Women in Industrial Design: Where My Ladies At?
How do we encourage more females to become industrial designers?
When I catch wind of a design conference my fingers go scurrying across the keyboard towards the URL. But I don't go clicking on the glamorous location (usually a hotel ballroom) or the glitzy parties (usually at a hotel bar). I go directly to the speaker lineup. I count the number of female speakers. I count the number of male speakers. And then I do some math.
That math is, admittedly, getting better. The dearth of women speakers at design and tech conferences has been well-documented and well-debated. The upcoming TEDxWomen, for example, can be read as proactive commentary on TED's male-heavy lineups. With vigilant attention to the issue, organizers of conferences are making efforts to seek out not only gender and racial diversity, but simply new, fresh voices, as opposed to the same old standbys.

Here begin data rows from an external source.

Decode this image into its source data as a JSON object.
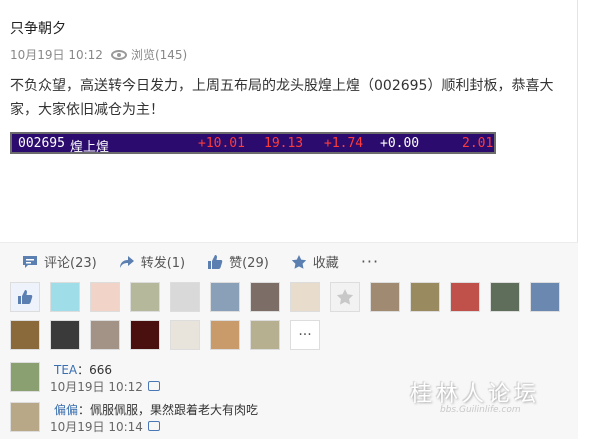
{
  "post": {
    "author": "只争朝夕",
    "time": "10月19日 10:12",
    "views": "浏览(145)",
    "content": "不负众望，高送转今日发力，上周五布局的龙头股煌上煌（002695）顺利封板，恭喜大家，大家依旧减仓为主！"
  },
  "quote": {
    "code": "002695",
    "name": "煌上煌",
    "change_pct": "+10.01",
    "price": "19.13",
    "change": "+1.74",
    "other": "+0.00",
    "turnover": "2.01",
    "colors": {
      "background": "#2b0c6e",
      "red": "#ff3b3b",
      "white": "#ffffff"
    }
  },
  "actions": {
    "comment": "评论(23)",
    "repost": "转发(1)",
    "like": "赞(29)",
    "favorite": "收藏",
    "more": "···"
  },
  "likers": {
    "more": "···",
    "icons": [
      "thumbs-up-icon"
    ]
  },
  "comments": [
    {
      "name": "TEA",
      "text": "：666",
      "time": "10月19日  10:12"
    },
    {
      "name": "偏偏",
      "text": "：佩服佩服，果然跟着老大有肉吃",
      "time": "10月19日  10:14"
    }
  ],
  "watermark": {
    "main": "桂林人论坛",
    "sub": "bbs.Guilinlife.com"
  }
}
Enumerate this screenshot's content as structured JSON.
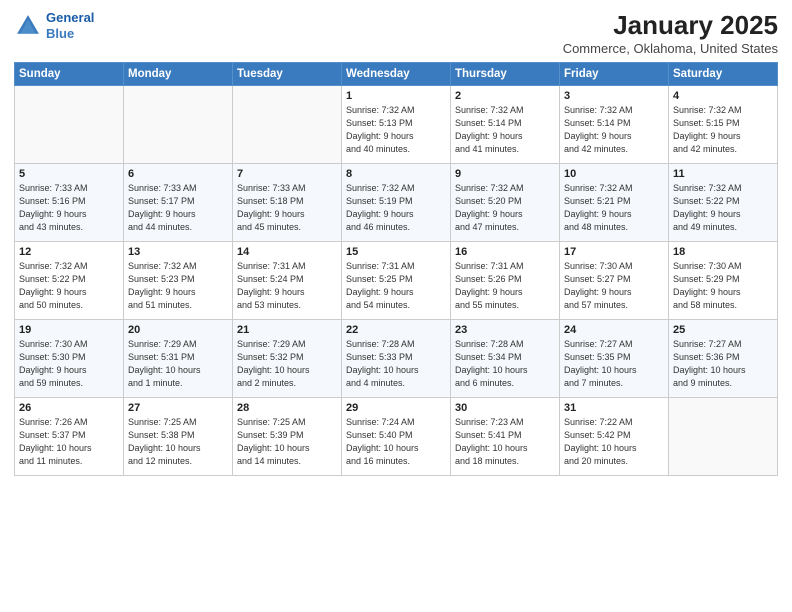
{
  "header": {
    "logo_line1": "General",
    "logo_line2": "Blue",
    "month_year": "January 2025",
    "location": "Commerce, Oklahoma, United States"
  },
  "weekdays": [
    "Sunday",
    "Monday",
    "Tuesday",
    "Wednesday",
    "Thursday",
    "Friday",
    "Saturday"
  ],
  "weeks": [
    [
      {
        "day": "",
        "info": ""
      },
      {
        "day": "",
        "info": ""
      },
      {
        "day": "",
        "info": ""
      },
      {
        "day": "1",
        "info": "Sunrise: 7:32 AM\nSunset: 5:13 PM\nDaylight: 9 hours\nand 40 minutes."
      },
      {
        "day": "2",
        "info": "Sunrise: 7:32 AM\nSunset: 5:14 PM\nDaylight: 9 hours\nand 41 minutes."
      },
      {
        "day": "3",
        "info": "Sunrise: 7:32 AM\nSunset: 5:14 PM\nDaylight: 9 hours\nand 42 minutes."
      },
      {
        "day": "4",
        "info": "Sunrise: 7:32 AM\nSunset: 5:15 PM\nDaylight: 9 hours\nand 42 minutes."
      }
    ],
    [
      {
        "day": "5",
        "info": "Sunrise: 7:33 AM\nSunset: 5:16 PM\nDaylight: 9 hours\nand 43 minutes."
      },
      {
        "day": "6",
        "info": "Sunrise: 7:33 AM\nSunset: 5:17 PM\nDaylight: 9 hours\nand 44 minutes."
      },
      {
        "day": "7",
        "info": "Sunrise: 7:33 AM\nSunset: 5:18 PM\nDaylight: 9 hours\nand 45 minutes."
      },
      {
        "day": "8",
        "info": "Sunrise: 7:32 AM\nSunset: 5:19 PM\nDaylight: 9 hours\nand 46 minutes."
      },
      {
        "day": "9",
        "info": "Sunrise: 7:32 AM\nSunset: 5:20 PM\nDaylight: 9 hours\nand 47 minutes."
      },
      {
        "day": "10",
        "info": "Sunrise: 7:32 AM\nSunset: 5:21 PM\nDaylight: 9 hours\nand 48 minutes."
      },
      {
        "day": "11",
        "info": "Sunrise: 7:32 AM\nSunset: 5:22 PM\nDaylight: 9 hours\nand 49 minutes."
      }
    ],
    [
      {
        "day": "12",
        "info": "Sunrise: 7:32 AM\nSunset: 5:22 PM\nDaylight: 9 hours\nand 50 minutes."
      },
      {
        "day": "13",
        "info": "Sunrise: 7:32 AM\nSunset: 5:23 PM\nDaylight: 9 hours\nand 51 minutes."
      },
      {
        "day": "14",
        "info": "Sunrise: 7:31 AM\nSunset: 5:24 PM\nDaylight: 9 hours\nand 53 minutes."
      },
      {
        "day": "15",
        "info": "Sunrise: 7:31 AM\nSunset: 5:25 PM\nDaylight: 9 hours\nand 54 minutes."
      },
      {
        "day": "16",
        "info": "Sunrise: 7:31 AM\nSunset: 5:26 PM\nDaylight: 9 hours\nand 55 minutes."
      },
      {
        "day": "17",
        "info": "Sunrise: 7:30 AM\nSunset: 5:27 PM\nDaylight: 9 hours\nand 57 minutes."
      },
      {
        "day": "18",
        "info": "Sunrise: 7:30 AM\nSunset: 5:29 PM\nDaylight: 9 hours\nand 58 minutes."
      }
    ],
    [
      {
        "day": "19",
        "info": "Sunrise: 7:30 AM\nSunset: 5:30 PM\nDaylight: 9 hours\nand 59 minutes."
      },
      {
        "day": "20",
        "info": "Sunrise: 7:29 AM\nSunset: 5:31 PM\nDaylight: 10 hours\nand 1 minute."
      },
      {
        "day": "21",
        "info": "Sunrise: 7:29 AM\nSunset: 5:32 PM\nDaylight: 10 hours\nand 2 minutes."
      },
      {
        "day": "22",
        "info": "Sunrise: 7:28 AM\nSunset: 5:33 PM\nDaylight: 10 hours\nand 4 minutes."
      },
      {
        "day": "23",
        "info": "Sunrise: 7:28 AM\nSunset: 5:34 PM\nDaylight: 10 hours\nand 6 minutes."
      },
      {
        "day": "24",
        "info": "Sunrise: 7:27 AM\nSunset: 5:35 PM\nDaylight: 10 hours\nand 7 minutes."
      },
      {
        "day": "25",
        "info": "Sunrise: 7:27 AM\nSunset: 5:36 PM\nDaylight: 10 hours\nand 9 minutes."
      }
    ],
    [
      {
        "day": "26",
        "info": "Sunrise: 7:26 AM\nSunset: 5:37 PM\nDaylight: 10 hours\nand 11 minutes."
      },
      {
        "day": "27",
        "info": "Sunrise: 7:25 AM\nSunset: 5:38 PM\nDaylight: 10 hours\nand 12 minutes."
      },
      {
        "day": "28",
        "info": "Sunrise: 7:25 AM\nSunset: 5:39 PM\nDaylight: 10 hours\nand 14 minutes."
      },
      {
        "day": "29",
        "info": "Sunrise: 7:24 AM\nSunset: 5:40 PM\nDaylight: 10 hours\nand 16 minutes."
      },
      {
        "day": "30",
        "info": "Sunrise: 7:23 AM\nSunset: 5:41 PM\nDaylight: 10 hours\nand 18 minutes."
      },
      {
        "day": "31",
        "info": "Sunrise: 7:22 AM\nSunset: 5:42 PM\nDaylight: 10 hours\nand 20 minutes."
      },
      {
        "day": "",
        "info": ""
      }
    ]
  ]
}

But when I first clicked over to the site for this week's Industrial Designers Society of America's international conference, which kicked off Wednesday in Portland, my heart sank again. There was a grand total of seven women out of 35 total speakers (two more have since been added). And here's the kicker: The theme was DIY, a category that, thanks to the craft and maker culture, could be said to be predominantly female. My eyes fluttered in disbelief as I searched the headshots for female faces.
"I'd love to see more than ten percent women, I really would," says Michelle Berryman of the Atlanta firm Echo Visualization, a past-president of IDSA who was inducted as a fellow of the organization last night. While there aren't many statistics on women in design, Berryman spent her tenure doing research by surveying membership rosters and talking to her peers to help bring more women into leadership positions. "We've done quite a bit of outreach to make sure it's not just a bunch of 45-year-old white guys," says Berryman, noting that three of IDSA's presidents have been women. Earlier this year, Linda Tischler noted over at Fast Company (where I'm also a contributor) that an unusually diverse jury would be judging IDSA's annual IDEA awards, whose winners were honored this week at the conference. Proactive indeed, but not the norm.

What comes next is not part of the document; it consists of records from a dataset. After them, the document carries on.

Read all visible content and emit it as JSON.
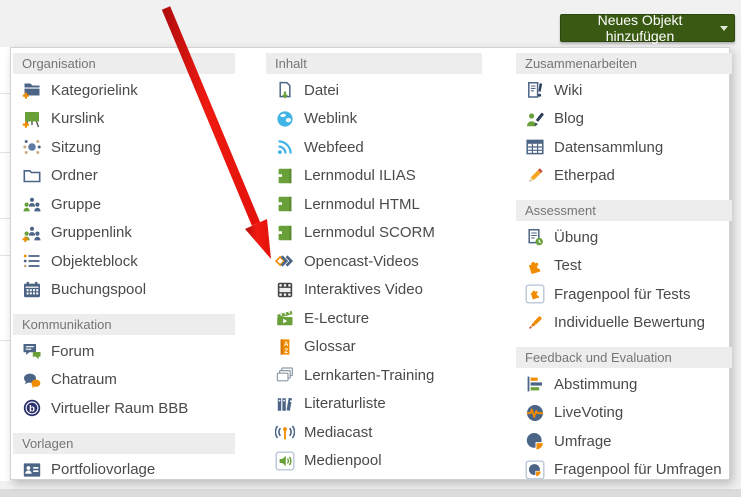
{
  "button": {
    "label": "Neues Objekt hinzufügen",
    "caret_icon": "caret-down-icon"
  },
  "colors": {
    "button_green": "#3a5a14",
    "icon_slate_blue": "#4c6586",
    "icon_green": "#69a03a",
    "icon_orange": "#f08c00",
    "icon_light_blue": "#41b4e5",
    "arrow_red": "#e3120b",
    "section_header_bg": "#ededed"
  },
  "annotation": {
    "type": "red-arrow",
    "points_to": "Opencast-Videos"
  },
  "menu": {
    "columns": [
      {
        "sections": [
          {
            "title": "Organisation",
            "items": [
              {
                "label": "Kategorielink",
                "icon": "category-link-icon"
              },
              {
                "label": "Kurslink",
                "icon": "course-link-icon"
              },
              {
                "label": "Sitzung",
                "icon": "session-icon"
              },
              {
                "label": "Ordner",
                "icon": "folder-icon"
              },
              {
                "label": "Gruppe",
                "icon": "group-icon"
              },
              {
                "label": "Gruppenlink",
                "icon": "group-link-icon"
              },
              {
                "label": "Objekteblock",
                "icon": "item-group-icon"
              },
              {
                "label": "Buchungspool",
                "icon": "booking-pool-icon"
              }
            ]
          },
          {
            "title": "Kommunikation",
            "items": [
              {
                "label": "Forum",
                "icon": "forum-icon"
              },
              {
                "label": "Chatraum",
                "icon": "chatroom-icon"
              },
              {
                "label": "Virtueller Raum BBB",
                "icon": "bbb-room-icon"
              }
            ]
          },
          {
            "title": "Vorlagen",
            "items": [
              {
                "label": "Portfoliovorlage",
                "icon": "portfolio-template-icon"
              }
            ]
          }
        ]
      },
      {
        "sections": [
          {
            "title": "Inhalt",
            "items": [
              {
                "label": "Datei",
                "icon": "file-icon"
              },
              {
                "label": "Weblink",
                "icon": "weblink-icon"
              },
              {
                "label": "Webfeed",
                "icon": "webfeed-icon"
              },
              {
                "label": "Lernmodul ILIAS",
                "icon": "learning-module-icon"
              },
              {
                "label": "Lernmodul HTML",
                "icon": "learning-module-icon"
              },
              {
                "label": "Lernmodul SCORM",
                "icon": "learning-module-icon"
              },
              {
                "label": "Opencast-Videos",
                "icon": "opencast-icon"
              },
              {
                "label": "Interaktives Video",
                "icon": "interactive-video-icon"
              },
              {
                "label": "E-Lecture",
                "icon": "e-lecture-icon"
              },
              {
                "label": "Glossar",
                "icon": "glossary-icon"
              },
              {
                "label": "Lernkarten-Training",
                "icon": "flashcards-icon"
              },
              {
                "label": "Literaturliste",
                "icon": "literature-list-icon"
              },
              {
                "label": "Mediacast",
                "icon": "mediacast-icon"
              },
              {
                "label": "Medienpool",
                "icon": "media-pool-icon"
              }
            ]
          }
        ]
      },
      {
        "sections": [
          {
            "title": "Zusammenarbeiten",
            "items": [
              {
                "label": "Wiki",
                "icon": "wiki-icon"
              },
              {
                "label": "Blog",
                "icon": "blog-icon"
              },
              {
                "label": "Datensammlung",
                "icon": "data-collection-icon"
              },
              {
                "label": "Etherpad",
                "icon": "etherpad-icon"
              }
            ]
          },
          {
            "title": "Assessment",
            "items": [
              {
                "label": "Übung",
                "icon": "exercise-icon"
              },
              {
                "label": "Test",
                "icon": "test-icon"
              },
              {
                "label": "Fragenpool für Tests",
                "icon": "question-pool-test-icon"
              },
              {
                "label": "Individuelle Bewertung",
                "icon": "individual-assessment-icon"
              }
            ]
          },
          {
            "title": "Feedback und Evaluation",
            "items": [
              {
                "label": "Abstimmung",
                "icon": "poll-icon"
              },
              {
                "label": "LiveVoting",
                "icon": "live-voting-icon"
              },
              {
                "label": "Umfrage",
                "icon": "survey-icon"
              },
              {
                "label": "Fragenpool für Umfragen",
                "icon": "question-pool-survey-icon"
              }
            ]
          }
        ]
      }
    ]
  }
}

I could write a whole series of articles on the ways that women are faring in—and in some instances, dominating over—various areas of the design industry (and check out this story in The Atlantic that says women now make up a majority of the workforce). But seeing as architecture and graphic design fields seem, anecdotally, to be closing the gender gap, and especially as this is discipline of design where so much great humanitarian work is done, the gender disparity in industrial design is dismaying.
"I think it's a product design thing," says Yvonne Lin of Smart Design, who said she's "not surprised" at the low numbers of women. She thinks something happens after female designers leave school, where she says she's noticed the number of women being much higher, maybe even 50 percent. "Somewhere between design school and working in the industry they get lost," she says. "They go into things like research because women are interested in people. Not just this 'product as icon,' but how they use it, live with it, the whole experience." Many women also disappear into the craft or DIY industries, she says, where they'll continue working with their hands but not really identify with product-oriented or manufactured design as their discipline.'>
Gary Hustwit's 2009 film Objectified featured far more male designers than female ones
An encouraging sign is the changing industrial design industry itself, which is taking a more holistic view of products that includes everyone from ethnographers to experience designers. It's evolving in a way that might be more appealing to women, says Karen Reuther, recently at Nike and now at Ziba Design, who has been working in the industry since 1979. "I'm seeing a less traditional approach to industrial design, with textiles, color, methods of making—a richness to it that that I think gives new opportunity for entries into design, including women." She hopes to make the field more visible and accessible to all people, not just women, who can see their multifaceted talents embraced by a company that won't force them into traditional roles. "Diversity is good for business," she says. "It's important for people to see the face of industrial design for what it is and what it is going forward. It's not the traditional way I studied 30 years ago."
Women are also increasingly exposed to female industrial designers who are moving beyond artifact-making, into community- and experienced-based efforts. Take someone like Valerie Casey, who worked at industrial design powerhouses like frog and IDEO before founding the Designers Accord, or Emily Pilloton, who used product design expertise to launch the non-profit Project H. Women are also reinventing fields like service design, where designers like Hilary Cottam are proving that there are groundbreaking ways to make a difference using their traditional skills.
But the brightest future for the recruitment of women in industrial design is actually coming from the top down—as clients demand it. At Smart Design, Lin is a member of the The Femme Den, a group of women designers who tap into different projects and offer insight on products for both men and women. But they've been drumming up interest since companies realize that it pays to market to and design for women: females make consumer product purchasing decisions more often than their male components. Lin uses her Femme Den role to show the value of having women in the design process. "I feel I have a responsibility to help people realize that men and women judge design differently," she says. "Women bring this different perspective that might reflect who is actually using the product, compared to who is buying it."